• [Réflexion] Pourquoi je ne veux pas être une princesse

    Il y a une réplique qui revient souvent chez les personnes qui aimeraient bien revenir en arrière dans les droits des femmes qui pourrait se restituer à peu près dans ce ton:

    " Oui mais en vrai, la femme soumise c'est elle qui a tous les pouvoirs! Elle contrôle son mari et lui doit être à ses pieds! C'est une princesse et lui est son chevalier"

    Alors déjà, à qui on a demandé l'avis, là?
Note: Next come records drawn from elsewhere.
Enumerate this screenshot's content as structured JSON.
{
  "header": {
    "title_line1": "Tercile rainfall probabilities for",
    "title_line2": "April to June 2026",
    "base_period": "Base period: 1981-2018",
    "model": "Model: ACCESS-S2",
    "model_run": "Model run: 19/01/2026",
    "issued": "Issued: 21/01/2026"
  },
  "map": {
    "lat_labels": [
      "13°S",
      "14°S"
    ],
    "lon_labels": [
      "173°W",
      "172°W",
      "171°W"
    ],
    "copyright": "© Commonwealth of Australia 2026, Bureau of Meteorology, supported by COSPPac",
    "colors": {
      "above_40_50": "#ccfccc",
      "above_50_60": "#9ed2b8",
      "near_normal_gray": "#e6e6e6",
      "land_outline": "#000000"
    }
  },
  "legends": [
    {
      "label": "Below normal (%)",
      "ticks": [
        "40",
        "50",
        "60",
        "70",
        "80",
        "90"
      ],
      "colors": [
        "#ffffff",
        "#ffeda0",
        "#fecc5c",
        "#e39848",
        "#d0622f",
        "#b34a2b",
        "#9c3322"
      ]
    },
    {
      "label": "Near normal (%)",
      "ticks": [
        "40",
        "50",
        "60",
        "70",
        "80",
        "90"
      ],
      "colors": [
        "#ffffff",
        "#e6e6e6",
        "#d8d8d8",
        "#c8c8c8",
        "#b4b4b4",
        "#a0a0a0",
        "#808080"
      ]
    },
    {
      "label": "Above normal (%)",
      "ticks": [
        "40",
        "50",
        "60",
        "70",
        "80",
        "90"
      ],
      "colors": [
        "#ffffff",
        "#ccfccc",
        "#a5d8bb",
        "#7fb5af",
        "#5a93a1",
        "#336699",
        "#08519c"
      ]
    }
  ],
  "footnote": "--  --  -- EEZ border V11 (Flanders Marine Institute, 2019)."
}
Est-ce que le monsieur, ça l'enthousiasme d'être l'obligé de la dame et d'accomplir ses trente-six volontés? (Quand je tombe amoureuse, ma première inspiration n'est pas d'acquérir un domestique, mais d'avoir un partenaire.)

    Est-ce que la dame est nécessairement forcée de passer par le monsieur pour s'accomplir et pouvoir devenir quelqu'un?  

    Outre le fait que ce raisonnement soit d'un haut niveau de mauvaise foi selon moi (ça c'est la théorie, j'aimerais bien voir les femmes de ces rétrogrades conservateurs et avoir leurs avis sur la question, histoire de voir si elles se sentent "comme des princesses"...), comment ça se passe en pratique? Parce que la négation du droit des femmes/de leur statut social ont longtemps existé et si c'était si chouette à vivre, on peut se demander pourquoi nos aïeules ont décidé un beau matin que ça suffisait comme ça! En quoi refuser le droit de vote, le droit à la contraception, le droit à la propriété personnelle etc à une femme fait d'elle un être plus puissant qui a tout pouvoir sur l'homme que la société lui a dit d'épouser?

    Attention, je ne suis pas contre le mariage! (bien au contraire s'il est souscrit pour de bonnes raisons) Ce qui est plutôt dénoncé ici, c'est l'intention de mariage pour convention sociale.

    L'idée même de princesse dans ce discours décrit la femme comme un être frêle, délicat et soumis à ses obligations, tout en lui donnant une idéalisation plastique (soyons honnêtes, on a tendance à imaginer une princesse comme étant belle et désirable) au détriment de toute initiative, toute idée de force, de personnalité...

    Ce qui est encore plus étonnant, c'est de parfois lire d'autres femmes défendre ce principe. Qu'elles souhaitent y souscrire, pourquoi pas à la limite, c'est leurs vies, mais de quel droit vouloir l'imposer à d'autres?

    Je ne veux pas être une princesse, parce que j'aime ma liberté. Pourtant je suis en couple avec un homme adorable que j'espère épouser un jour. Je ne suis pas sa princesse mais son égale, tout comme il n'est ni mon chevalier ni mon serviteur, mais mon égal, nous sommes partenaires. Nous avons construit sur tout ce qui nous réunit, tout en respectant chez l'autre son besoin d'individualité. Nous acceptons et aimons l'autre tel qu'il est sans chercher à l'écraser/ à le dominer/ à le formater à nos désirs, ce qui ne nous empêche pas d'être loyaux l'un envers l'autre.

    C'est ce que l'on appelle le respect de l'autre.

    C'est ce pourquoi des tas de femmes se battent tous les jours, et c'est le fondement du féminisme. Ça n'est ni difficile ni compliqué à comprendre ou à mettre en pratique.

    Les femmes ne sont pas des princesses par nature (ce qui ne signifie pas qu'elles n'ont pas droit au respect pour les petits rigolos adeptes des raccourcis stupides). Elles peuvent l'être, mais elles peuvent aussi être beaucoup plus. En prendre conscience, et respecter ce fait ne retire rien aux hommes, au contraire. Ils y gagnent des alliées, des complices, des amies, des partenaires.

    Alors mesdames les princesses, jetez vos jupons, chevauchez à cru, n'ayez pas peur de rire et d'inventer l'avenir, soyez créatives! Le prince n'est pas votre sauveur, c'est votre complice!